I am an environmental data scientist who leverages data and analytical techniques to answer critical questions about natural resource management. Back in 2018, my colleagues at the Environmental Market Solutions Lab found that high-seas fishing often appears to be an almost entirely unprofitable endeavor. This is true even when taking government subsidies into consideration.
Yet fishers continue to harvest on the high seas in staggering numbers, suggesting that this activity is being financially supported beyond just government subsidies.
Forced labor is a known problem in open ocean fishing, but the scale has been very hard to track historically. This mystery why so many vessels are fishing the high seas if it isnt profitable got our team thinking that maybe many of these vessels are, in a sense, being subsidized through low labor costs. These costs could even be zero if the vessels were using forced labor.
By combining our teams data science expertise with satellite monitoring, input from human rights practitioners and machine learning algorithms, we developed a way to predict if a fishing vessel was at high risk of using forced labor. Our study shows that up to 100,000 individuals may have been victims of forced labor between 2012 and 2018 on these ships.

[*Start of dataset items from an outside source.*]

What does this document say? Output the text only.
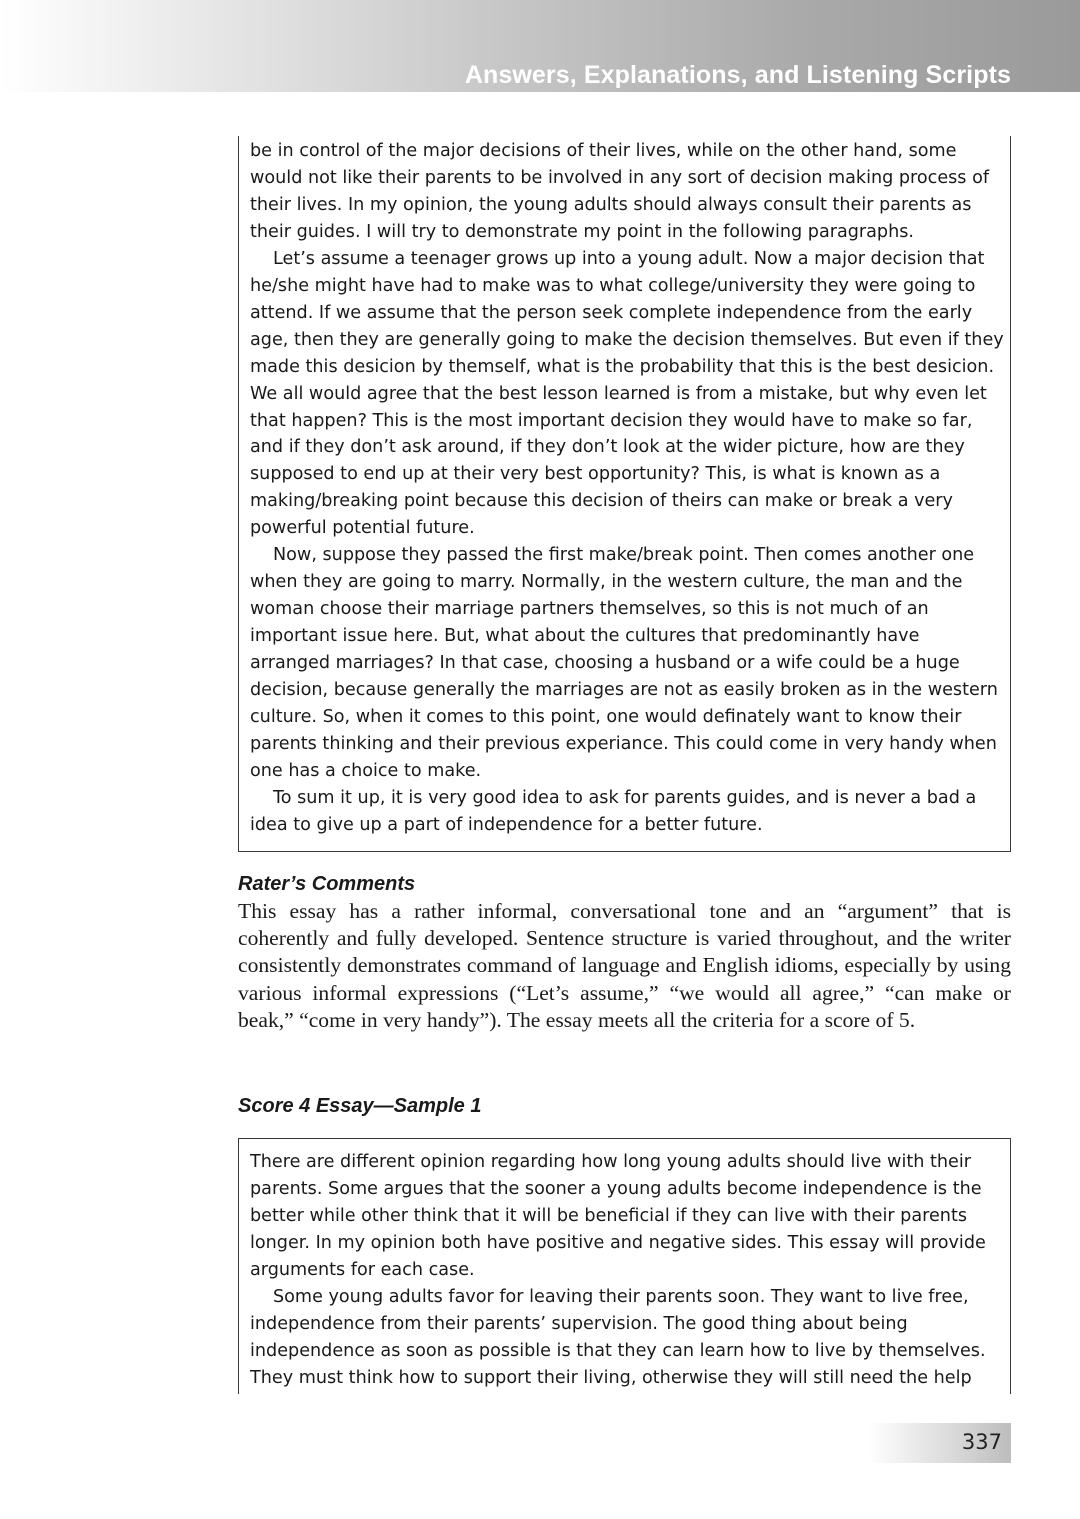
Answers, Explanations, and Listening Scripts

be in control of the major decisions of their lives, while on the other hand, some would not like their parents to be involved in any sort of decision making process of their lives. In my opinion, the young adults should always consult their parents as their guides. I will try to demonstrate my point in the following paragraphs.

Let’s assume a teenager grows up into a young adult. Now a major decision that he/she might have had to make was to what college/university they were going to attend. If we assume that the person seek complete independence from the early age, then they are generally going to make the decision themselves. But even if they made this desicion by themself, what is the probability that this is the best desicion. We all would agree that the best lesson learned is from a mistake, but why even let that happen? This is the most important decision they would have to make so far, and if they don’t ask around, if they don’t look at the wider picture, how are they supposed to end up at their very best opportunity? This, is what is known as a making/breaking point because this decision of theirs can make or break a very powerful potential future.

Now, suppose they passed the first make/break point. Then comes another one when they are going to marry. Normally, in the western culture, the man and the woman choose their marriage partners themselves, so this is not much of an important issue here. But, what about the cultures that predominantly have arranged marriages? In that case, choosing a husband or a wife could be a huge decision, because generally the marriages are not as easily broken as in the western culture. So, when it comes to this point, one would definately want to know their parents thinking and their previous experiance. This could come in very handy when one has a choice to make.

To sum it up, it is very good idea to ask for parents guides, and is never a bad a idea to give up a part of independence for a better future.

Rater’s Comments

This essay has a rather informal, conversational tone and an “argument” that is coherently and fully developed. Sentence structure is varied throughout, and the writer consistently demonstrates command of language and English idioms, especially by using various informal expressions (“Let’s assume,” “we would all agree,” “can make or beak,” “come in very handy”). The essay meets all the criteria for a score of 5.

Score 4 Essay—Sample 1

There are different opinion regarding how long young adults should live with their parents. Some argues that the sooner a young adults become independence is the better while other think that it will be beneficial if they can live with their parents longer. In my opinion both have positive and negative sides. This essay will provide arguments for each case.

Some young adults favor for leaving their parents soon. They want to live free, independence from their parents’ supervision. The good thing about being independence as soon as possible is that they can learn how to live by themselves. They must think how to support their living, otherwise they will still need the help

337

Long trips, long hours and traveling long distances are all signs that a vessel is using forced labor.
More:
https://techandsciencepost.com/news/tech/computerscience/ai/thousands-of-ocean-fishing-boats-could-be-using-forced-labor-we-used-ai-and-satellite-data-to-find-them/
I believe this has been happening far longer than has been known in the West. There was an incident which happened in the late 1970's, when a Chinese sailor was discovered living outdoors in South America. They found an interpreter who asked him how he was homeless and he said that his ship went off and left him. He explained he had been taking armadillos to eat as food, describing them as "the little pigs nobody wanted."
My mother was overwrought with sorrow for this man, and when I found out I was unable to forget it, too. I could easily see how a ship would abandon him if it was trying to avoid being found with conscripted laborers on board!